Building on its 2018 FinTech Roadmap, the EBA has issued a report focused on potential impediments to the cross-border provision of banking and payment services. In the 29 October 2019 report, the EBA identifies three regulatory areas in which the further integration of European banking and payment services markets can be improved. The three areas the EBA addresses are authorisation and licensing, conduct of business and consumer protection requirements, and anti-money laundering ("AML") and countering the financing of terrorism ("CFT").
In its 2018 FinTech Roadmap, the EBA concluded that digital solutions have the potential to enable providers of financial services to reach a greater number of customers. However, in 2016 only 7 % of consumers used financial services from another EU Member State; it is therefore unsurprising that the EBA sees room for improvement in this area. As a follow-up to its FinTech Roadmap, the EBA has tried to identify legal issues which may deter FinTech firms from providing cross-border services, and has offered solutions to these issues.
The first impediment the EBA identifies are varying approaches across Member States with regard to authorisations and licensing granted by the regulators. Market participants have complained that there are significant differences between competent authorities concerning the regulatory requirements imposed before being permitted to branch operations across the EU. The associated cost of compliance further hinders firms looking to provide cross-border services. Additionally, there is not enough publicly-available information for financial service providers to understand the requirements they might be subject to if they provide services on a cross-border basis. Furthermore, EBA identifies that competent authorities lack visibility in relation to cross-border activities due to the weaknesses in current reporting requirements.
The second impediment concerns the diverging standards related to the conduct of business and consumer protection requirements. EBA specifies that a lack of harmonisation in the areas of advertising, and in the information that financial service providers have to provide to consumers, presents issues regarding consumer disclosures . Additionally, the EBA finds that the complaints-handling procedures are not fully harmonised, which leads to differing standards in terms of consumer protection. Moreover, a lack of clear allocation of responsibilities between home and host competent authorities can lead to regulatory gaps and arbitrage, resulting in lower protection for consumers.

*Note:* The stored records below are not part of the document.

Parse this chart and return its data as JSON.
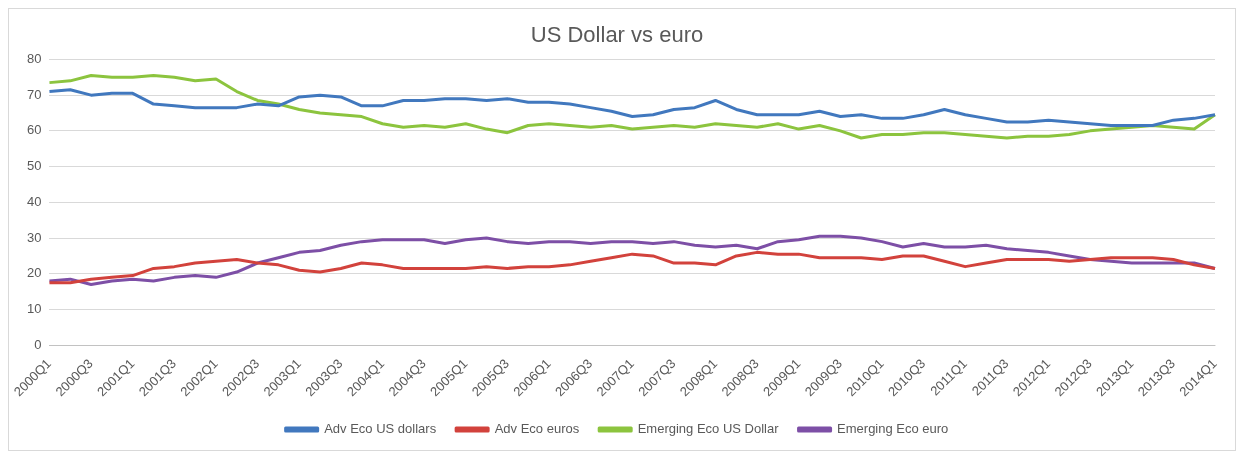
{
  "chart_data": {
    "type": "line",
    "title": "US Dollar vs euro",
    "categories": [
      "2000Q1",
      null,
      "2000Q3",
      null,
      "2001Q1",
      null,
      "2001Q3",
      null,
      "2002Q1",
      null,
      "2002Q3",
      null,
      "2003Q1",
      null,
      "2003Q3",
      null,
      "2004Q1",
      null,
      "2004Q3",
      null,
      "2005Q1",
      null,
      "2005Q3",
      null,
      "2006Q1",
      null,
      "2006Q3",
      null,
      "2007Q1",
      null,
      "2007Q3",
      null,
      "2008Q1",
      null,
      "2008Q3",
      null,
      "2009Q1",
      null,
      "2009Q3",
      null,
      "2010Q1",
      null,
      "2010Q3",
      null,
      "2011Q1",
      null,
      "2011Q3",
      null,
      "2012Q1",
      null,
      "2012Q3",
      null,
      "2013Q1",
      null,
      "2013Q3",
      null,
      "2014Q1"
    ],
    "series": [
      {
        "name": "Adv Eco US dollars",
        "color": "#4178be",
        "values": [
          71,
          71.5,
          70,
          70.5,
          70.5,
          67.5,
          67,
          66.5,
          66.5,
          66.5,
          67.5,
          67,
          69.5,
          70,
          69.5,
          67,
          67,
          68.5,
          68.5,
          69,
          69,
          68.5,
          69,
          68,
          68,
          67.5,
          66.5,
          65.5,
          64,
          64.5,
          66,
          66.5,
          68.5,
          66,
          64.5,
          64.5,
          64.5,
          65.5,
          64,
          64.5,
          63.5,
          63.5,
          64.5,
          66,
          64.5,
          63.5,
          62.5,
          62.5,
          63,
          62.5,
          62,
          61.5,
          61.5,
          61.5,
          63,
          63.5,
          64.5
        ]
      },
      {
        "name": "Adv Eco euros",
        "color": "#d2423c",
        "values": [
          17.5,
          17.5,
          18.5,
          19,
          19.5,
          21.5,
          22,
          23,
          23.5,
          24,
          23,
          22.5,
          21,
          20.5,
          21.5,
          23,
          22.5,
          21.5,
          21.5,
          21.5,
          21.5,
          22,
          21.5,
          22,
          22,
          22.5,
          23.5,
          24.5,
          25.5,
          25,
          23,
          23,
          22.5,
          25,
          26,
          25.5,
          25.5,
          24.5,
          24.5,
          24.5,
          24,
          25,
          25,
          23.5,
          22,
          23,
          24,
          24,
          24,
          23.5,
          24,
          24.5,
          24.5,
          24.5,
          24,
          22.5,
          21.5
        ]
      },
      {
        "name": "Emerging Eco US Dollar",
        "color": "#8cc43e",
        "values": [
          73.5,
          74,
          75.5,
          75,
          75,
          75.5,
          75,
          74,
          74.5,
          71,
          68.5,
          67.5,
          66,
          65,
          64.5,
          64,
          62,
          61,
          61.5,
          61,
          62,
          60.5,
          59.5,
          61.5,
          62,
          61.5,
          61,
          61.5,
          60.5,
          61,
          61.5,
          61,
          62,
          61.5,
          61,
          62,
          60.5,
          61.5,
          60,
          58,
          59,
          59,
          59.5,
          59.5,
          59,
          58.5,
          58,
          58.5,
          58.5,
          59,
          60,
          60.5,
          61,
          61.5,
          61,
          60.5,
          64.5
        ]
      },
      {
        "name": "Emerging Eco euro",
        "color": "#7d4fa6",
        "values": [
          18,
          18.5,
          17,
          18,
          18.5,
          18,
          19,
          19.5,
          19,
          20.5,
          23,
          24.5,
          26,
          26.5,
          28,
          29,
          29.5,
          29.5,
          29.5,
          28.5,
          29.5,
          30,
          29,
          28.5,
          29,
          29,
          28.5,
          29,
          29,
          28.5,
          29,
          28,
          27.5,
          28,
          27,
          29,
          29.5,
          30.5,
          30.5,
          30,
          29,
          27.5,
          28.5,
          27.5,
          27.5,
          28,
          27,
          26.5,
          26,
          25,
          24,
          23.5,
          23,
          23,
          23,
          23,
          21.5
        ]
      }
    ],
    "ylim": [
      0,
      80
    ],
    "yticks": [
      0,
      10,
      20,
      30,
      40,
      50,
      60,
      70,
      80
    ],
    "grid": "y",
    "legend": "bottom",
    "marker": "none",
    "line_style": "solid"
  }
}
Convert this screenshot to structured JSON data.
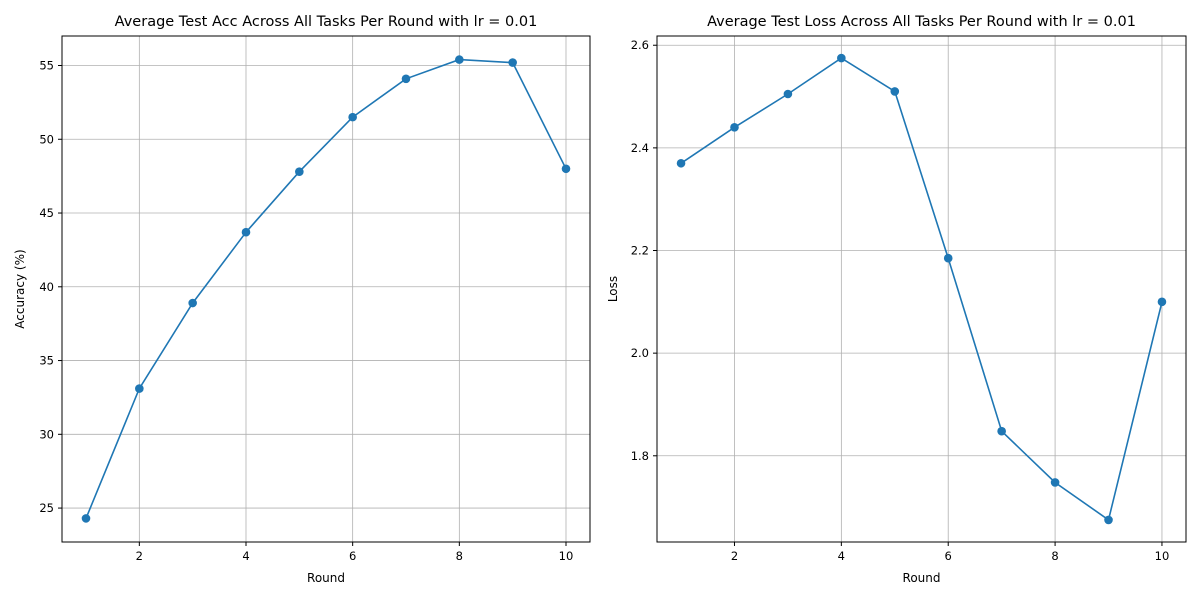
{
  "chart_data": [
    {
      "type": "line",
      "title": "Average Test Acc Across All Tasks Per Round with lr = 0.01",
      "xlabel": "Round",
      "ylabel": "Accuracy (%)",
      "xlim": [
        0.55,
        10.45
      ],
      "ylim": [
        22.7,
        57.0
      ],
      "xticks": [
        2,
        4,
        6,
        8,
        10
      ],
      "yticks": [
        25,
        30,
        35,
        40,
        45,
        50,
        55
      ],
      "grid": true,
      "marker": "circle",
      "color": "#1f77b4",
      "series": [
        {
          "x": [
            1,
            2,
            3,
            4,
            5,
            6,
            7,
            8,
            9,
            10
          ],
          "values": [
            24.3,
            33.1,
            38.9,
            43.7,
            47.8,
            51.5,
            54.1,
            55.4,
            55.2,
            48.0
          ]
        }
      ]
    },
    {
      "type": "line",
      "title": "Average Test Loss Across All Tasks Per Round with lr = 0.01",
      "xlabel": "Round",
      "ylabel": "Loss",
      "xlim": [
        0.55,
        10.45
      ],
      "ylim": [
        1.632,
        2.618
      ],
      "xticks": [
        2,
        4,
        6,
        8,
        10
      ],
      "yticks": [
        1.8,
        2.0,
        2.2,
        2.4,
        2.6
      ],
      "grid": true,
      "marker": "circle",
      "color": "#1f77b4",
      "series": [
        {
          "x": [
            1,
            2,
            3,
            4,
            5,
            6,
            7,
            8,
            9,
            10
          ],
          "values": [
            2.37,
            2.44,
            2.505,
            2.575,
            2.51,
            2.185,
            1.848,
            1.748,
            1.675,
            2.1
          ]
        }
      ]
    }
  ]
}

The third impediment EBA points out is the varying approach to AML and CFT in different Member States. The EBA notes that as a result of minimum harmonisation, many Member States have imposed varying levels of regulatory standards concerning AML and CFT. For example, Member States have introduced different requirements when it comes to client due diligence and acceptable digital identification standards. What is more, the extent to which financial service providers can rely on third parties to assist them in complying with the applicable AML and CFT requirements also differs between Member States.
The way ahead
The EBA has identified several solutions to the abovementioned obstacles. Regarding authorisations and licensing it suggests that the EU legislator promulgates new reporting requirements, which would oblige participants in cross-border activities to notify both home and host competent authorities.. It also suggests an additional mandate for the EBA to issue guidelines to promote more consistent communication from competent authorities on requirements imposed in host jurisdictions. The consumer protection requirements can be improved by introducing new legislative proposals to further harmonise consumer-facing disclosure requirements, the allocation of home/host responsibilities for the supervision of complaints handling in the context of cross-border services, and supervisory powers concerning the right of establishment and freedom to provide cross-border services. The EBA proposes to solve the differing AML and CFT requirements between various EU Member States by imposing further harmonisation requirements under the relevant directives. This is potentially another step towards an AML and CFT regulation which would apply directly in all EU Member States.
The report shows that the EU legislator has a lot more work to do to further integrate the financial services market. We therefore expect that the regulatory landscape - for both FinTech firms and more traditional financial services providers - will continue to change at a fast pace.